Li que no começo dos tempos, mulheres eram endeusadas por gerarem novas vidas; Que a ideia de deus não era fixa, e que eram consideradas as possibilidades de que Deus fosse uma mulher, um homem e uma mulher governando juntos ou um homem. Li também que tudo isso foi esquecido e desprezado assim que os homens perceberam que eles também faziam parte do processo de reprodução. "Tudo" isso entre aspas, pois a teoria de que Deus era um homem másculo, velho e barbudo governando todo o universo sozinho foi validada e glorificada.

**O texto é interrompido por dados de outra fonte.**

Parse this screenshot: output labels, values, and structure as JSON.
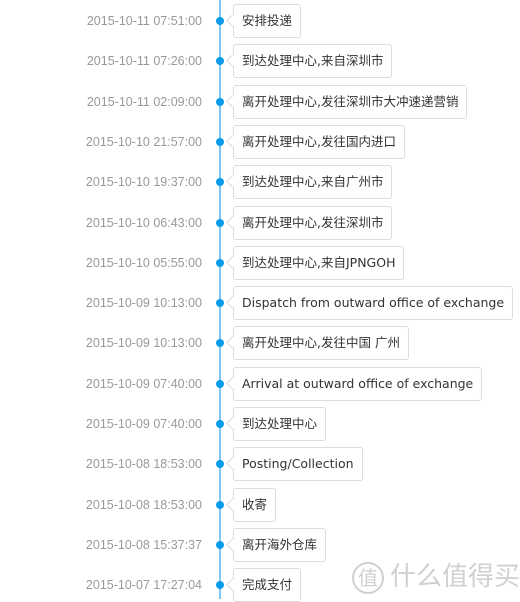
{
  "timeline": [
    {
      "time": "2015-10-11 07:51:00",
      "event": "安排投递"
    },
    {
      "time": "2015-10-11 07:26:00",
      "event": "到达处理中心,来自深圳市"
    },
    {
      "time": "2015-10-11 02:09:00",
      "event": "离开处理中心,发往深圳市大冲速递营销"
    },
    {
      "time": "2015-10-10 21:57:00",
      "event": "离开处理中心,发往国内进口"
    },
    {
      "time": "2015-10-10 19:37:00",
      "event": "到达处理中心,来自广州市"
    },
    {
      "time": "2015-10-10 06:43:00",
      "event": "离开处理中心,发往深圳市"
    },
    {
      "time": "2015-10-10 05:55:00",
      "event": "到达处理中心,来自JPNGOH"
    },
    {
      "time": "2015-10-09 10:13:00",
      "event": "Dispatch from outward office of exchange"
    },
    {
      "time": "2015-10-09 10:13:00",
      "event": "离开处理中心,发往中国 广州"
    },
    {
      "time": "2015-10-09 07:40:00",
      "event": "Arrival at outward office of exchange"
    },
    {
      "time": "2015-10-09 07:40:00",
      "event": "到达处理中心"
    },
    {
      "time": "2015-10-08 18:53:00",
      "event": "Posting/Collection"
    },
    {
      "time": "2015-10-08 18:53:00",
      "event": "收寄"
    },
    {
      "time": "2015-10-08 15:37:37",
      "event": "离开海外仓库"
    },
    {
      "time": "2015-10-07 17:27:04",
      "event": "完成支付"
    }
  ],
  "watermark": {
    "icon": "值",
    "text": "什么值得买"
  },
  "colors": {
    "accent": "#0a9be8",
    "line": "#7cc7f2"
  }
}
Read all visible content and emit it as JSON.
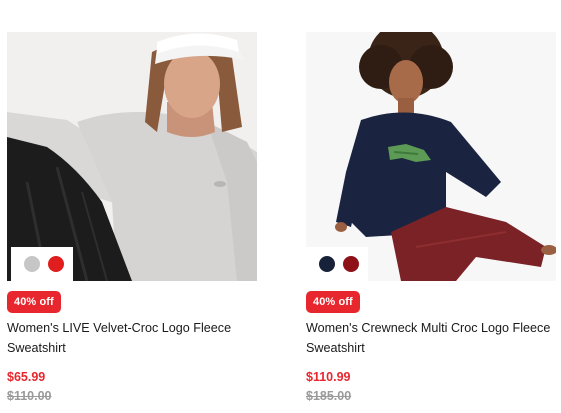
{
  "products": [
    {
      "image_alt": "Woman in light grey sweatshirt and white cap",
      "swatch_colors": [
        "#c6c6c6",
        "#e01e1e"
      ],
      "discount_label": "40% off",
      "title": "Women's LIVE Velvet-Croc Logo Fleece Sweatshirt",
      "price": "$65.99",
      "original_price": "$110.00"
    },
    {
      "image_alt": "Woman in navy sweatshirt with green croc logo and burgundy pants",
      "swatch_colors": [
        "#17223a",
        "#8e1118"
      ],
      "discount_label": "40% off",
      "title": "Women's Crewneck Multi Croc Logo Fleece Sweatshirt",
      "price": "$110.99",
      "original_price": "$185.00"
    }
  ],
  "colors": {
    "sale_red": "#e8262e",
    "strike_grey": "#9a9a9a",
    "text": "#1a1a1a"
  }
}
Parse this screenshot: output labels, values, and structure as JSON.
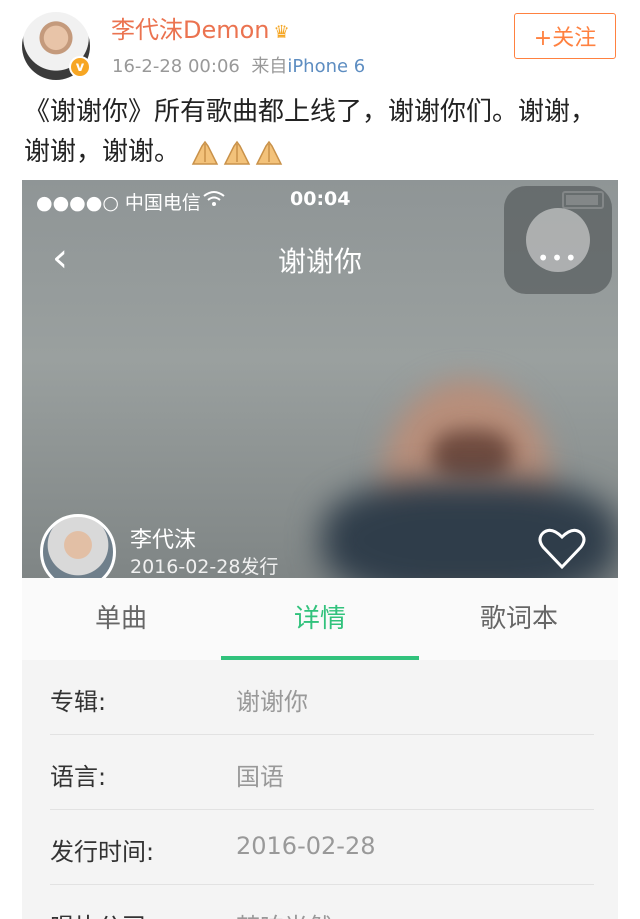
{
  "post": {
    "username": "李代沫Demon",
    "timestamp": "16-2-28 00:06",
    "source_prefix": "来自",
    "source": "iPhone 6",
    "follow_label": "+关注",
    "text": "《谢谢你》所有歌曲都上线了，谢谢你们。谢谢，谢谢，谢谢。",
    "emojis": [
      "praying-hands-icon",
      "praying-hands-icon",
      "praying-hands-icon"
    ],
    "badge_icon": "crown-icon",
    "verified_icon": "verified-v-icon"
  },
  "screenshot": {
    "status": {
      "carrier": "●●●●○ 中国电信",
      "wifi_icon": "wifi-icon",
      "time": "00:04",
      "battery_icon": "battery-icon"
    },
    "nav": {
      "back_icon": "chevron-left-icon",
      "title": "谢谢你",
      "more_icon": "more-dots-icon"
    },
    "artist": {
      "name": "李代沫",
      "release": "2016-02-28发行",
      "like_icon": "heart-outline-icon"
    },
    "tabs": [
      {
        "label": "单曲",
        "active": false
      },
      {
        "label": "详情",
        "active": true
      },
      {
        "label": "歌词本",
        "active": false
      }
    ],
    "details": [
      {
        "label": "专辑:",
        "value": "谢谢你"
      },
      {
        "label": "语言:",
        "value": "国语"
      },
      {
        "label": "发行时间:",
        "value": "2016-02-28"
      },
      {
        "label": "唱片公司:",
        "value": "梵响光然"
      }
    ],
    "colors": {
      "accent_green": "#31c27c",
      "weibo_orange": "#eb7350",
      "follow_orange": "#ff8140",
      "link_blue": "#5d8dc1"
    }
  }
}
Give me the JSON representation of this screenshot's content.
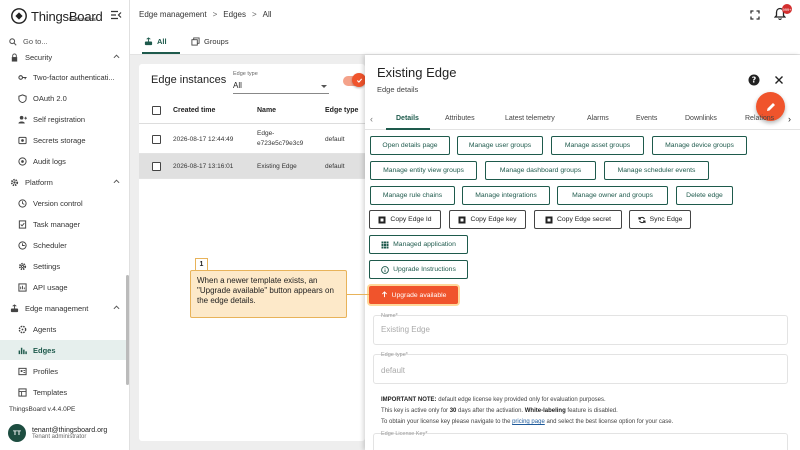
{
  "app": {
    "logo_text": "ThingsBoard",
    "logo_sub": "Professional",
    "search_placeholder": "Go to...",
    "version": "ThingsBoard v.4.4.0PE"
  },
  "sidebar": {
    "items": [
      {
        "label": "Security",
        "icon": "lock-icon",
        "level": "top"
      },
      {
        "label": "Two-factor authenticati...",
        "icon": "key-icon",
        "level": "sub"
      },
      {
        "label": "OAuth 2.0",
        "icon": "shield-icon",
        "level": "sub"
      },
      {
        "label": "Self registration",
        "icon": "person-add-icon",
        "level": "sub"
      },
      {
        "label": "Secrets storage",
        "icon": "vault-icon",
        "level": "sub"
      },
      {
        "label": "Audit logs",
        "icon": "track-changes-icon",
        "level": "sub"
      },
      {
        "label": "Platform",
        "icon": "settings-gear-icon",
        "level": "top"
      },
      {
        "label": "Version control",
        "icon": "history-icon",
        "level": "sub"
      },
      {
        "label": "Task manager",
        "icon": "task-icon",
        "level": "sub"
      },
      {
        "label": "Scheduler",
        "icon": "clock-icon",
        "level": "sub"
      },
      {
        "label": "Settings",
        "icon": "gear-icon",
        "level": "sub"
      },
      {
        "label": "API usage",
        "icon": "api-icon",
        "level": "sub"
      },
      {
        "label": "Edge management",
        "icon": "router-icon",
        "level": "top"
      },
      {
        "label": "Agents",
        "icon": "agent-icon",
        "level": "sub"
      },
      {
        "label": "Edges",
        "icon": "bar-chart-icon",
        "level": "sub",
        "active": true
      },
      {
        "label": "Profiles",
        "icon": "profile-icon",
        "level": "sub"
      },
      {
        "label": "Templates",
        "icon": "template-icon",
        "level": "sub"
      }
    ]
  },
  "user": {
    "initials": "TT",
    "email": "tenant@thingsboard.org",
    "role": "Tenant administrator"
  },
  "topbar": {
    "breadcrumb": [
      "Edge management",
      "Edges",
      "All"
    ],
    "notification_count": "999+"
  },
  "main_tabs": [
    {
      "label": "All",
      "active": true
    },
    {
      "label": "Groups",
      "active": false
    }
  ],
  "table": {
    "title": "Edge instances",
    "filter_label": "Edge type",
    "filter_value": "All",
    "columns": [
      "Created time",
      "Name",
      "Edge type"
    ],
    "rows": [
      {
        "created": "2026-08-17 12:44:49",
        "name_line1": "Edge-",
        "name_line2": "e723e5c79e3c9",
        "type": "default",
        "selected": false
      },
      {
        "created": "2026-08-17 13:16:01",
        "name_line1": "Existing Edge",
        "name_line2": "",
        "type": "default",
        "selected": true
      }
    ]
  },
  "panel": {
    "title": "Existing Edge",
    "subtitle": "Edge details",
    "tabs": [
      "Details",
      "Attributes",
      "Latest telemetry",
      "Alarms",
      "Events",
      "Downlinks",
      "Relations"
    ],
    "buttons_row1": [
      "Open details page",
      "Manage user groups",
      "Manage asset groups",
      "Manage device groups"
    ],
    "buttons_row2": [
      "Manage entity view groups",
      "Manage dashboard groups",
      "Manage scheduler events"
    ],
    "buttons_row3": [
      "Manage rule chains",
      "Manage integrations",
      "Manage owner and groups",
      "Delete edge"
    ],
    "buttons_row4": [
      "Copy Edge Id",
      "Copy Edge key",
      "Copy Edge secret",
      "Sync Edge"
    ],
    "managed_app": "Managed application",
    "upgrade_instructions": "Upgrade Instructions",
    "upgrade_available": "Upgrade available",
    "name_label": "Name*",
    "name_value": "Existing Edge",
    "edge_type_label": "Edge type*",
    "edge_type_value": "default",
    "license_label": "Edge License Key*",
    "note_line1_bold": "IMPORTANT NOTE:",
    "note_line1": " default edge license key provided only for evaluation purposes.",
    "note_line2_a": "This key is active only for ",
    "note_line2_b": "30",
    "note_line2_c": " days after the activation. ",
    "note_line2_d": "White-labeling",
    "note_line2_e": " feature is disabled.",
    "note_line3_a": "To obtain your license key please navigate to the ",
    "note_line3_link": "pricing page",
    "note_line3_b": " and select the best license option for your case."
  },
  "callout": {
    "number": "1",
    "text": "When a newer template exists, an \"Upgrade available\" button appears on the edge details."
  },
  "colors": {
    "primary": "#1e5a4c",
    "accent": "#f0542c",
    "callout_bg": "#fde9c9"
  }
}
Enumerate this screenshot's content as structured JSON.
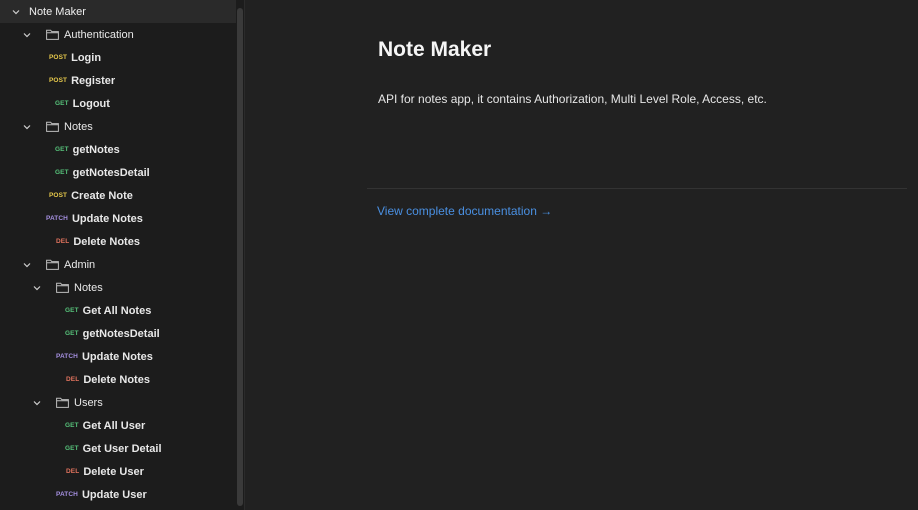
{
  "sidebar": {
    "root": {
      "label": "Note Maker"
    },
    "auth": {
      "label": "Authentication",
      "items": [
        {
          "method": "POST",
          "label": "Login"
        },
        {
          "method": "POST",
          "label": "Register"
        },
        {
          "method": "GET",
          "label": "Logout"
        }
      ]
    },
    "notes": {
      "label": "Notes",
      "items": [
        {
          "method": "GET",
          "label": "getNotes"
        },
        {
          "method": "GET",
          "label": "getNotesDetail"
        },
        {
          "method": "POST",
          "label": "Create Note"
        },
        {
          "method": "PATCH",
          "label": "Update Notes"
        },
        {
          "method": "DEL",
          "label": "Delete Notes"
        }
      ]
    },
    "admin": {
      "label": "Admin",
      "notes": {
        "label": "Notes",
        "items": [
          {
            "method": "GET",
            "label": "Get All Notes"
          },
          {
            "method": "GET",
            "label": "getNotesDetail"
          },
          {
            "method": "PATCH",
            "label": "Update Notes"
          },
          {
            "method": "DEL",
            "label": "Delete Notes"
          }
        ]
      },
      "users": {
        "label": "Users",
        "items": [
          {
            "method": "GET",
            "label": "Get All User"
          },
          {
            "method": "GET",
            "label": "Get User Detail"
          },
          {
            "method": "DEL",
            "label": "Delete User"
          },
          {
            "method": "PATCH",
            "label": "Update User"
          }
        ]
      }
    }
  },
  "main": {
    "title": "Note Maker",
    "description": "API for notes app, it contains Authorization, Multi Level Role, Access, etc.",
    "doc_link": "View complete documentation →"
  },
  "colors": {
    "post": "#e5c84b",
    "get": "#56c27a",
    "patch": "#a58fe0",
    "del": "#e2735e",
    "link": "#4a90e2"
  }
}
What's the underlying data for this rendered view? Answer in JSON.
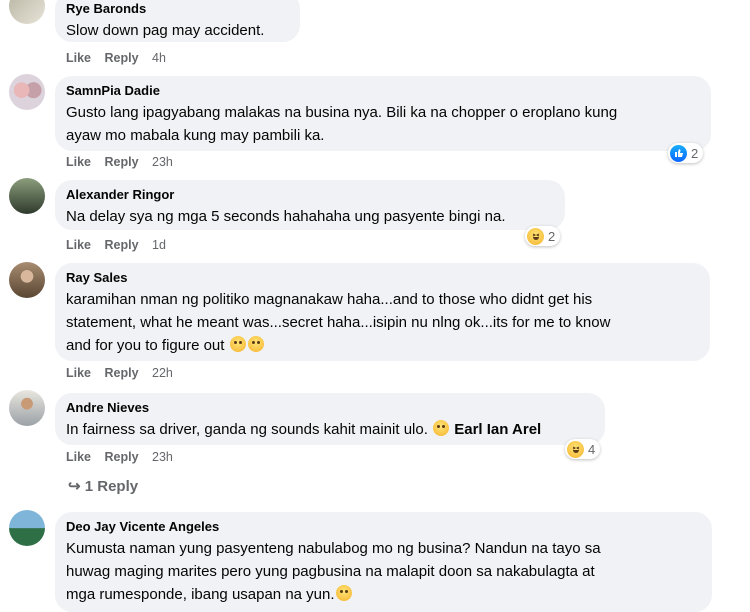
{
  "actions": {
    "like": "Like",
    "reply": "Reply"
  },
  "comments": [
    {
      "author": "Rye Baronds",
      "text": "Slow down pag may accident.",
      "time": "4h"
    },
    {
      "author": "SamnPia Dadie",
      "text_line1": "Gusto lang ipagyabang malakas na busina nya. Bili ka na chopper o eroplano kung",
      "text_line2": "ayaw mo mabala kung may pambili ka.",
      "time": "23h",
      "reaction_count": "2"
    },
    {
      "author": "Alexander Ringor",
      "text": "Na delay sya ng mga 5 seconds hahahaha ung pasyente bingi na.",
      "time": "1d",
      "reaction_count": "2"
    },
    {
      "author": "Ray Sales",
      "text_line1": "karamihan nman ng politiko magnanakaw haha...and to those who didnt get his",
      "text_line2": "statement, what he meant was...secret haha...isipin nu nlng ok...its for me to know",
      "text_line3": "and for you to figure out",
      "time": "22h"
    },
    {
      "author": "Andre Nieves",
      "text": "In fairness sa driver, ganda ng sounds kahit mainit ulo.",
      "mention": "Earl Ian Arel",
      "time": "23h",
      "reaction_count": "4"
    },
    {
      "author": "Deo Jay Vicente Angeles",
      "text_line1": "Kumusta naman yung pasyenteng nabulabog mo ng busina? Nandun na tayo sa",
      "text_line2": "huwag maging marites pero yung pagbusina na malapit doon sa nakabulagta at",
      "text_line3": "mga rumesponde, ibang usapan na yun."
    }
  ],
  "view_replies": "↪ 1 Reply",
  "colors": {
    "bubble": "#f0f2f5",
    "meta": "#65676b",
    "like_blue": "#1877f2"
  }
}
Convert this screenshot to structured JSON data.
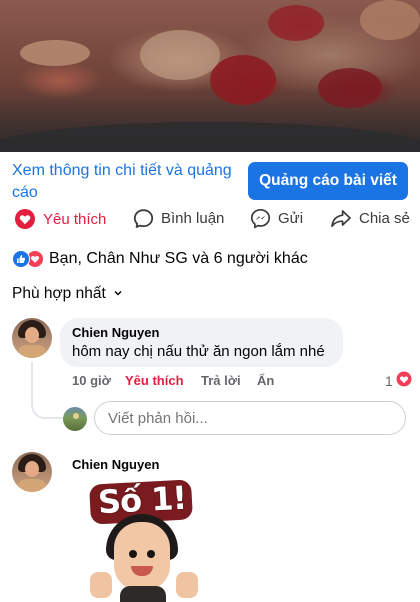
{
  "ad": {
    "info_link": "Xem thông tin chi tiết và quảng cáo",
    "boost_button": "Quảng cáo bài viết"
  },
  "actions": {
    "like": "Yêu thích",
    "comment": "Bình luận",
    "send": "Gửi",
    "share": "Chia sẻ"
  },
  "reactions": {
    "summary": "Bạn, Chân Như SG và 6 người khác"
  },
  "sort": {
    "label": "Phù hợp nhất"
  },
  "comments": [
    {
      "author": "Chien Nguyen",
      "text": "hôm nay chị nấu thử ăn ngon lắm nhé",
      "time": "10 giờ",
      "like_label": "Yêu thích",
      "reply_label": "Trả lời",
      "hide_label": "Ẩn",
      "reaction_count": "1"
    },
    {
      "author": "Chien Nguyen",
      "sticker_text": "Số 1!"
    }
  ],
  "reply_box": {
    "placeholder": "Viết phản hồi..."
  },
  "colors": {
    "accent": "#1b74e4",
    "like_red": "#e41e3f",
    "muted": "#65676b"
  }
}
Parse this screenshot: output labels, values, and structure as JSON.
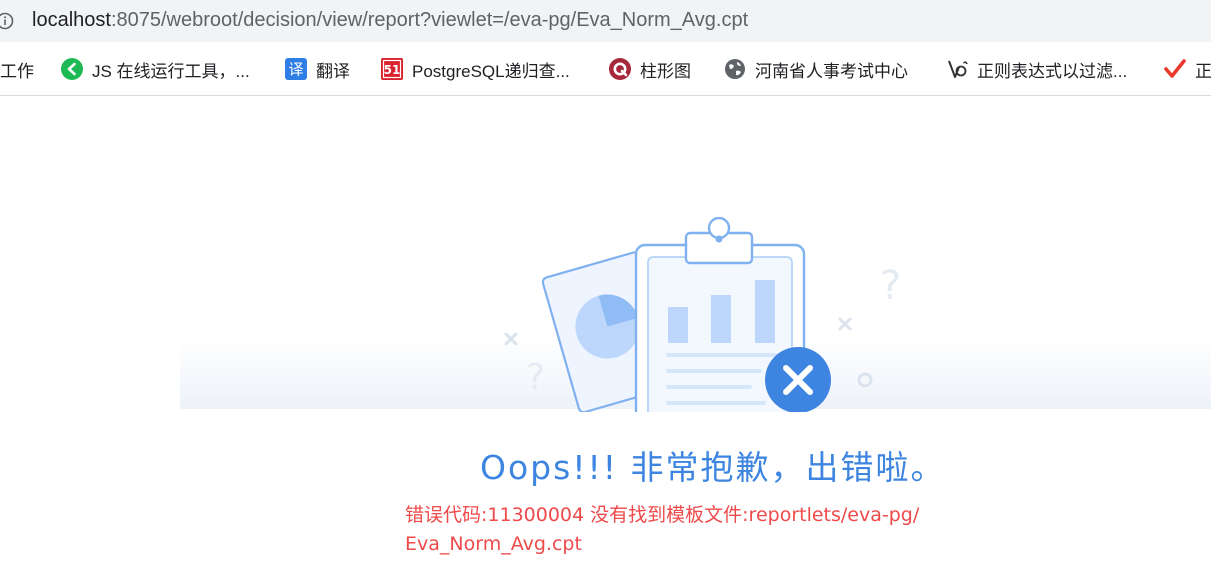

As poucas páginas lidas nos cinquenta minutos de aula ficaram em minha cabecinha. Saí de lá comentando sobre minhas descobertas e obtive como resposta "não vai me virar feminista louca, hein?!".
Os conselhos não deram muito certo e eu acabei virando feminista louca.
Provavelmente eu não sou a melhor pessoa do universo para dar pitaco, afinal sou branca, cis, hétero em um relacionamento monogâmico e estável, classe média alta. Mas eu tenho o essencial: sou uma mulher com muita vontade de ajudar mulheres a se amarem e se empoderarem.
Aceito dúvidas, sugestões e pedidos de ajuda.
Com todo amor do mundo,
Uma mulher comum.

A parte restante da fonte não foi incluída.